As part of a credit card application, a user can request a balance transfer. The applicant can provide a credit card number and the corresponding amount for the balance transfer, and an external service fulfils the request.

7–1- Scope

Secure design of the request payload encryption using symmetric cryptography

7–2- Interaction between system’s components

The below diagram illustrates the interactions between the major components of the design. The red arrow is going to be the focus of this study.

TM08- Sequence Diagram

7–3- Security Review

In the following two sections, we’ll explore two aspects of the design, identify the areas for improvement and offer proposals.

7–3–1 Payload Encryption

The microservice-K encrypts the payload before sending it to Ext-4. The key is derived from the API key using PBKDF2 with the below details

  • PRF = HMAC-SHA512
  • Password = <API_Key>
  • Salt = <Access_Id>
  • Count = 10,000
  • Derived-key length = 256 bits

Below diagram show details of the construct

An initial review of the design shows:

  • OWASP suggests 120,000 iterations for HMAC-SHA512, and NIST recommends it should be as high as the environment can tolerate it. 120,000 can be decreased if it impacts the performance, but there is a significant gap between the recommendation and the current number.
  • PBKDF2 has been studied for decades and is considered secure in many use cases (including this case). There is a known GPU attack against that, which may not apply to this case.
  • AES GCM is an authenticated encryption; therefore, it simultaneously assures confidentiality and authenticity of data. Adding an HMAC signature in the header and encrypting the payload with AES/GCM can lead to an insecure pattern. AES GCM can authenticate some additional data that has not been encrypted, which can fulfil the purpose of HMAC in the current design. The proposal is illustrated in the below diagram.

7–3–2-API Authentication

The Ext-4 API uses the HMAC signature to authenticate the caller. The signature string consists of the HTTP Request method, the Request date, and the resource path of the URL. The API key is used to generate the signature with SHA-512.

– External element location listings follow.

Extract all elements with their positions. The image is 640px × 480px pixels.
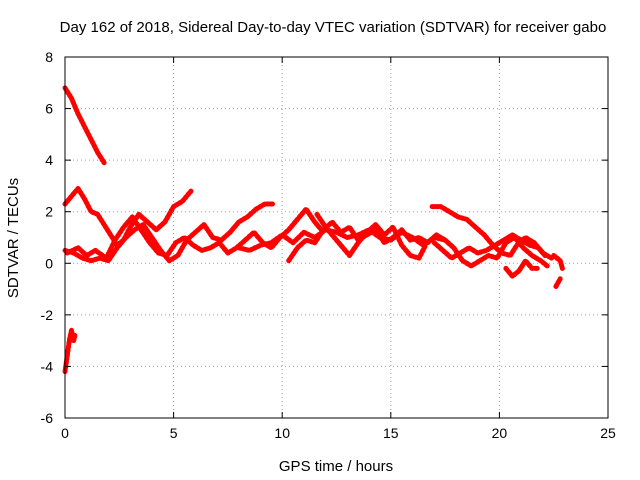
series-track-i — [429, 204, 554, 261]
series-track-k — [442, 235, 550, 269]
series-track-b — [62, 327, 78, 375]
y-tick-label: 2 — [45, 204, 53, 220]
series-group — [62, 85, 565, 375]
y-tick-label: 8 — [45, 49, 53, 65]
series-track-h — [314, 211, 429, 261]
axis-ticks: 0 5 10 15 20 25 -6 -4 -2 0 2 4 6 8 — [41, 49, 616, 441]
x-tick-label: 25 — [600, 425, 616, 441]
series-track-m — [551, 253, 565, 271]
x-tick-label: 10 — [274, 425, 290, 441]
chart-title: Day 162 of 2018, Sidereal Day-to-day VTE… — [60, 19, 607, 36]
x-tick-label: 5 — [170, 425, 178, 441]
series-track-a — [62, 85, 107, 166]
series-track-d — [62, 201, 276, 264]
y-tick-label: 6 — [45, 101, 53, 117]
series-track-n — [553, 276, 563, 289]
y-tick-label: -4 — [41, 358, 54, 374]
plot-frame — [64, 56, 609, 419]
series-track-f — [236, 227, 448, 253]
x-axis-label: GPS time / hours — [279, 458, 393, 475]
x-tick-label: 0 — [61, 425, 69, 441]
x-tick-label: 20 — [492, 425, 508, 441]
y-tick-label: -2 — [41, 307, 54, 323]
y-tick-label: 0 — [45, 255, 53, 271]
y-axis-label: SDTVAR / TECUs — [5, 178, 22, 298]
x-tick-label: 15 — [383, 425, 399, 441]
grid-lines — [65, 57, 608, 418]
series-track-j — [431, 232, 548, 261]
series-track-l — [503, 258, 541, 279]
y-tick-label: -6 — [41, 410, 54, 426]
y-tick-label: 4 — [45, 152, 53, 168]
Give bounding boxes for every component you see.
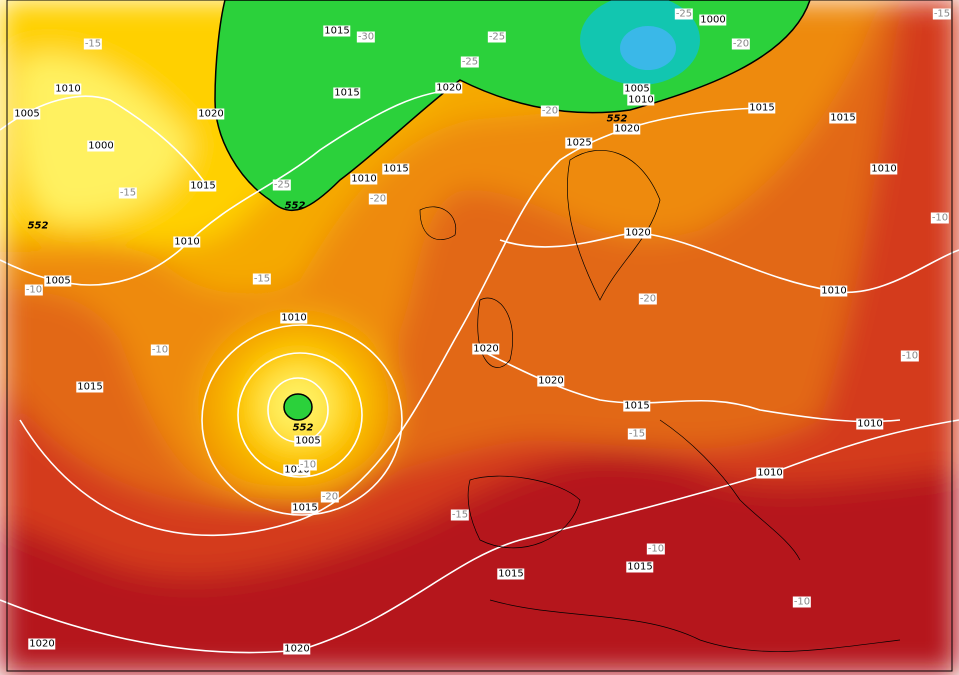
isobar-label: 1010 (820, 285, 848, 297)
temperature-label: -15 (932, 8, 952, 20)
isobar-label: 1000 (699, 14, 727, 26)
temperature-label: -30 (356, 31, 376, 43)
isobar-label: 1015 (333, 87, 361, 99)
map-frame (6, 0, 953, 672)
isobar-label: 1010 (627, 94, 655, 106)
isobar-label: 1015 (623, 400, 651, 412)
temperature-label: -10 (646, 543, 666, 555)
temperature-label: -10 (24, 284, 44, 296)
temperature-label: -15 (252, 273, 272, 285)
isobar-label: 1020 (613, 123, 641, 135)
temperature-label: -15 (627, 428, 647, 440)
isobar-label: 1015 (291, 502, 319, 514)
temperature-label: -25 (487, 31, 507, 43)
isobar-label: 1015 (76, 381, 104, 393)
isobar-label: 1005 (294, 435, 322, 447)
temperature-label: -10 (930, 212, 950, 224)
isobar-label: 1020 (435, 82, 463, 94)
temperature-label: -25 (272, 179, 292, 191)
temperature-label: -20 (731, 38, 751, 50)
isobar-label: 1020 (624, 227, 652, 239)
temperature-label: -20 (540, 105, 560, 117)
isobar-label: 1015 (748, 102, 776, 114)
isobar-label: 1015 (626, 561, 654, 573)
isobars (0, 89, 959, 654)
temperature-label: -10 (150, 344, 170, 356)
isobar-label: 1010 (283, 464, 311, 476)
isobar-label: 1020 (537, 375, 565, 387)
cold-core-inner (620, 26, 676, 70)
temperature-label: -25 (460, 56, 480, 68)
temperature-label: -15 (450, 509, 470, 521)
isobar-label: 1015 (497, 568, 525, 580)
temperature-label: -10 (900, 350, 920, 362)
temperature-label: -15 (118, 187, 138, 199)
isobar-label: 1020 (28, 638, 56, 650)
isobar-label: 1020 (472, 343, 500, 355)
temperature-label: -15 (83, 38, 103, 50)
low-core (283, 393, 313, 421)
temperature-label: -10 (298, 459, 318, 471)
isobar-label: 1010 (173, 236, 201, 248)
isobar-label: 1015 (189, 180, 217, 192)
temperature-label: -20 (368, 193, 388, 205)
thickness-label: 552 (284, 200, 306, 212)
isobar-label: 1010 (756, 467, 784, 479)
isobar-label: 1010 (54, 83, 82, 95)
isobar-label: 1015 (323, 25, 351, 37)
temperature-label: -20 (320, 491, 340, 503)
thickness-label: 552 (27, 220, 49, 232)
isobar-label: 1010 (856, 418, 884, 430)
isobar-label: 1005 (13, 108, 41, 120)
isobar-label: 1010 (350, 173, 378, 185)
temperature-label: -10 (792, 596, 812, 608)
temperature-label: -25 (674, 8, 694, 20)
isobar-label: 1000 (87, 140, 115, 152)
thickness-label: 552 (292, 422, 314, 434)
isobar-label: 1005 (44, 275, 72, 287)
isobar-label: 1010 (280, 312, 308, 324)
isobar-label: 1015 (382, 163, 410, 175)
isobar-label: 1010 (870, 163, 898, 175)
isobar-label: 1025 (565, 137, 593, 149)
isobar-label: 1015 (829, 112, 857, 124)
isobar-label: 1020 (283, 643, 311, 655)
coastlines (419, 150, 901, 652)
thickness-label: 552 (606, 113, 628, 125)
isobar-label: 1005 (623, 83, 651, 95)
isobar-label: 1020 (197, 108, 225, 120)
temperature-label: -20 (638, 293, 658, 305)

The review of the design reveals the API Key is used on two occasions

  • HMAC signature generation for API authentication
  • Password for the input of PBKDF2 to derive an encryption key

Due to the low entropy and possibly insufficient randomness, passwords cannot be used directly as cryptographic keys. Therefore, PBKDF2 is used to derive cryptographic keys from the low entropy passwords. There are two issues with the design.

  • The API Key is used in one place as a cryptographic key (HMAC in the request header for API authentication) and hasn’t been considered random enough in another instance (encrypting the payload with AES/GCM)
  • API Key has been used for both signature generation and payload encryption. Generally, a single key shall be used for only one purpose, and the current practice is not recommended and should be avoided. (Section 5.2 https://nvlpubs.nist.gov/nistpubs/SpecialPublications/NIST.SP.800-57pt1r5.pdf) . Unique cryptographic keys should be derived from the API key, which then can be used for HMAC generation and encryption.

The above-proposed design will address both issues and will be more secure.

We need to continue the exercise for the rest of the defined user stories to identify all of the vulnerabilities and design the required controls to manage the risk. It is essential to notice that as we develop the threat models, we constantly move horizontally and vertically between the abstraction layers. By doing so, we better comprehend the system design in multiple layers, identify the weaknesses and propose improvements.

8- Conclusion

In this article, I applied the threat modelling methodology I described in my previous blogs to a real-world example. The exercise demonstrates a systemic approach to securing complex systems in enterprise environments, like the ones we deal with in Nationwide Technology!

I showed (by concrete examples) how moving between abstraction levels enables us to identify the vulnerabilities in different layers and design and implement appropriate controls to manage the risks.

The security designs as the output of the threat modelling exercise facilitate the development of security design patterns, ultimately leading to enterprise technical security standards. I explored the path in another article.